Editorial: Measles case at Dulles stresses the importance of vaccination
Published in Health & Fitness
It’s a nightmare scenario for public health officials: A traveler infected with a highly contagious virus passes through an airport while asymptomatic, unknowingly transmitting the disease to others and sparking a widespread outbreak.
Virginia health officials hope that won’t be the case with a Maryland resident who passed through Washington Dulles International Airport last week before testing positive for measles. But the incident should have sirens flashing and alarms screaming as separate outbreaks of that disease in New Mexico and Texas have killed two people and sickened hundreds more.
Now is the time to make sure children are vaccinated from that virus and have their health records up to date. And now is the time for Virginia to ensure robust communication and solid planning, recognizing the federal government’s retreat from sound science relating to disease control and prevention.
Most Americans fairly view measles as a disease from history, a virus that ravaged previous generations that is now all but eradicated following development of a safe and effective vaccine more than 60 years ago. Cases would pop up from time to time, but they were incredibly rare and swiftly contained.
A new outbreak could well change that. With a vaccine skeptic in charge of the U.S. Department of Health and Human Services, the likelihood of a robust federal response is slim, meaning Virginians should protect themselves, and their children specifically, by ensuring their vaccines are up to date.

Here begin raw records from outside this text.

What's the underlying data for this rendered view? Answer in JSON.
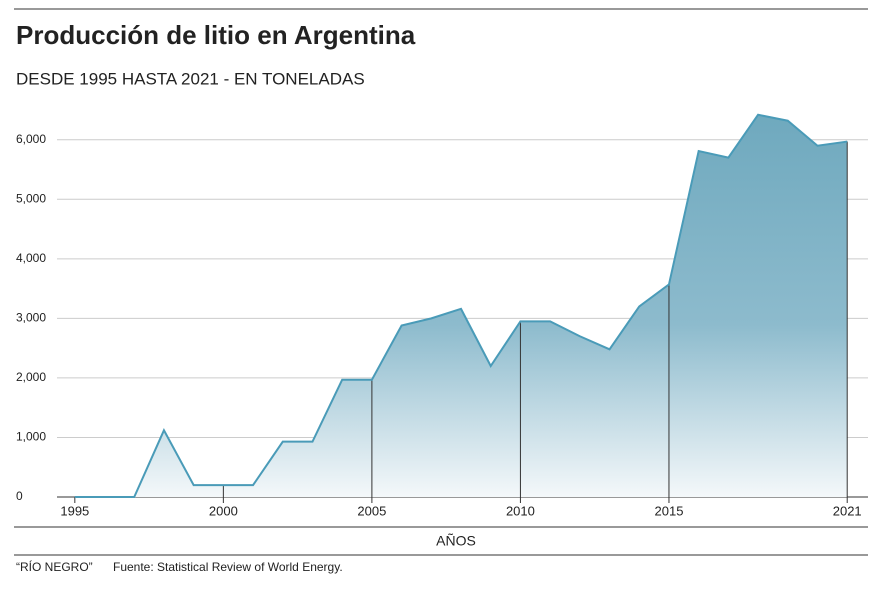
{
  "chart_data": {
    "type": "area",
    "title": "Producción de litio en Argentina",
    "subtitle": "DESDE 1995 HASTA 2021 - EN TONELADAS",
    "x_label": "AÑOS",
    "source_brand": "“RÍO NEGRO”",
    "source": "Fuente: Statistical Review of World Energy.",
    "x": [
      1995,
      1996,
      1997,
      1998,
      1999,
      2000,
      2001,
      2002,
      2003,
      2004,
      2005,
      2006,
      2007,
      2008,
      2009,
      2010,
      2011,
      2012,
      2013,
      2014,
      2015,
      2016,
      2017,
      2018,
      2019,
      2020,
      2021
    ],
    "series": [
      {
        "color": "#4a9bb8",
        "values": [
          0,
          0,
          0,
          1120,
          200,
          200,
          200,
          930,
          930,
          1970,
          1970,
          2880,
          3000,
          3160,
          2200,
          2950,
          2950,
          2700,
          2480,
          3200,
          3570,
          5810,
          5700,
          6420,
          6320,
          5900,
          5970
        ]
      }
    ],
    "xlim": [
      1994.4,
      2021.7
    ],
    "xticks": [
      1995,
      2000,
      2005,
      2010,
      2015,
      2021
    ],
    "ylim": [
      0,
      6500
    ],
    "yticks": [
      {
        "value": 0,
        "label": "0"
      },
      {
        "value": 1000,
        "label": "1,000"
      },
      {
        "value": 2000,
        "label": "2,000"
      },
      {
        "value": 3000,
        "label": "3,000"
      },
      {
        "value": 4000,
        "label": "4,000"
      },
      {
        "value": 5000,
        "label": "5,000"
      },
      {
        "value": 6000,
        "label": "6,000"
      }
    ],
    "grid": true
  }
}
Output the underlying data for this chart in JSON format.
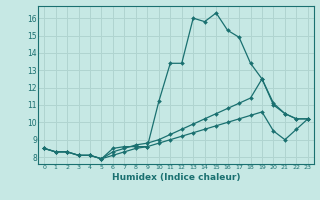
{
  "xlabel": "Humidex (Indice chaleur)",
  "background_color": "#c6e8e4",
  "grid_color": "#b0d4d0",
  "line_color": "#1a7070",
  "xlim": [
    -0.5,
    23.5
  ],
  "ylim": [
    7.6,
    16.7
  ],
  "xticks": [
    0,
    1,
    2,
    3,
    4,
    5,
    6,
    7,
    8,
    9,
    10,
    11,
    12,
    13,
    14,
    15,
    16,
    17,
    18,
    19,
    20,
    21,
    22,
    23
  ],
  "yticks": [
    8,
    9,
    10,
    11,
    12,
    13,
    14,
    15,
    16
  ],
  "series1_x": [
    0,
    1,
    2,
    3,
    4,
    5,
    6,
    7,
    8,
    9,
    10,
    11,
    12,
    13,
    14,
    15,
    16,
    17,
    18,
    19,
    20,
    21,
    22,
    23
  ],
  "series1_y": [
    8.5,
    8.3,
    8.3,
    8.1,
    8.1,
    7.9,
    8.5,
    8.6,
    8.6,
    8.6,
    11.2,
    13.4,
    13.4,
    16.0,
    15.8,
    16.3,
    15.3,
    14.9,
    13.4,
    12.5,
    11.1,
    10.5,
    10.2,
    10.2
  ],
  "series2_x": [
    0,
    1,
    2,
    3,
    4,
    5,
    6,
    7,
    8,
    9,
    10,
    11,
    12,
    13,
    14,
    15,
    16,
    17,
    18,
    19,
    20,
    21,
    22,
    23
  ],
  "series2_y": [
    8.5,
    8.3,
    8.3,
    8.1,
    8.1,
    7.9,
    8.3,
    8.5,
    8.7,
    8.8,
    9.0,
    9.3,
    9.6,
    9.9,
    10.2,
    10.5,
    10.8,
    11.1,
    11.4,
    12.5,
    11.0,
    10.5,
    10.2,
    10.2
  ],
  "series3_x": [
    0,
    1,
    2,
    3,
    4,
    5,
    6,
    7,
    8,
    9,
    10,
    11,
    12,
    13,
    14,
    15,
    16,
    17,
    18,
    19,
    20,
    21,
    22,
    23
  ],
  "series3_y": [
    8.5,
    8.3,
    8.3,
    8.1,
    8.1,
    7.9,
    8.1,
    8.3,
    8.5,
    8.6,
    8.8,
    9.0,
    9.2,
    9.4,
    9.6,
    9.8,
    10.0,
    10.2,
    10.4,
    10.6,
    9.5,
    9.0,
    9.6,
    10.2
  ]
}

According to the U.S. Centers for Disease Control and Prevention, measles was a legitimately terrifying disease. Between 3 million and 4 million people, usually children under the age of 15, were infected each year, about 48,000 of them were hospitalized and the virus killed about 500-600 people annually.
That changed in 1963 when researchers using the isolated measles virus successfully developed a vaccine for widespread distribution. Typically combined with mumps and rubella (MMR) vaccines, or the mumps, rubella and varicella (MMRV) vaccines, the landmark breakthrough inspired dreams of finally extinguishing measles for good.
That became official U.S. policy in 1978 when the CDC set out to eradicate measles by 1982. Health officials updated their strategy to recommend two doses of the vaccine for all children, and the new approach delivered remarkable progress. By 2000, the United States formally declared measles eliminated as a public threat.
That’s when complacency set in. Americans raised in a world without measles came to take it for granted. They cast doubt on a vaccine program confirmed by countless studies to be safe and which was unquestionably effective.
As skepticism blossomed, vaccination uptake shriveled just enough — either from personal choice, religious adherence or COVID-related disruptions to childhood inoculation schedules — for measles to return.
Already, the United States has recorded the largest number of measles cases in a calendar year since 2019 and, at this rate, 2025 would be the worst year of infections in more than 30 years. The two deaths this year — a 6-year-old in Texas and an adult in New Mexico — are the first measles-related fatalities since 2015.
To now learn of someone infected at Dulles is undeniably concerning. Virginia is fortunate that about 95% of its kindergarteners are fully vaccinated against measles, but health officials would prefer to see those numbers higher to guard against outbreaks.
It was reassuring to see Virginia Department of Health officials encourage anyone at Dulles on March 5 between 4-9 p.m. to monitor for symptoms and contact their health providers for guidance regarding vaccinations.
That stands in contrast to HHS Secretary Robert Kennedy, who cast doubt on the research behind the measles vaccine in a Fox News interview this month, blamed the measles deaths on poor diet, and recommended snake oil, ahem, cod liver oil as a preventive measure to guard against illness.
The fact is, the measles vaccine successfully eliminated the virus from circulation and its absence allowed for a resurgence. While officials such as Kennedy should be shouting that from the rooftops, this outbreak makes clear that the commonwealth may need to organize our own defenses, grounded in proven science, to protect our communities.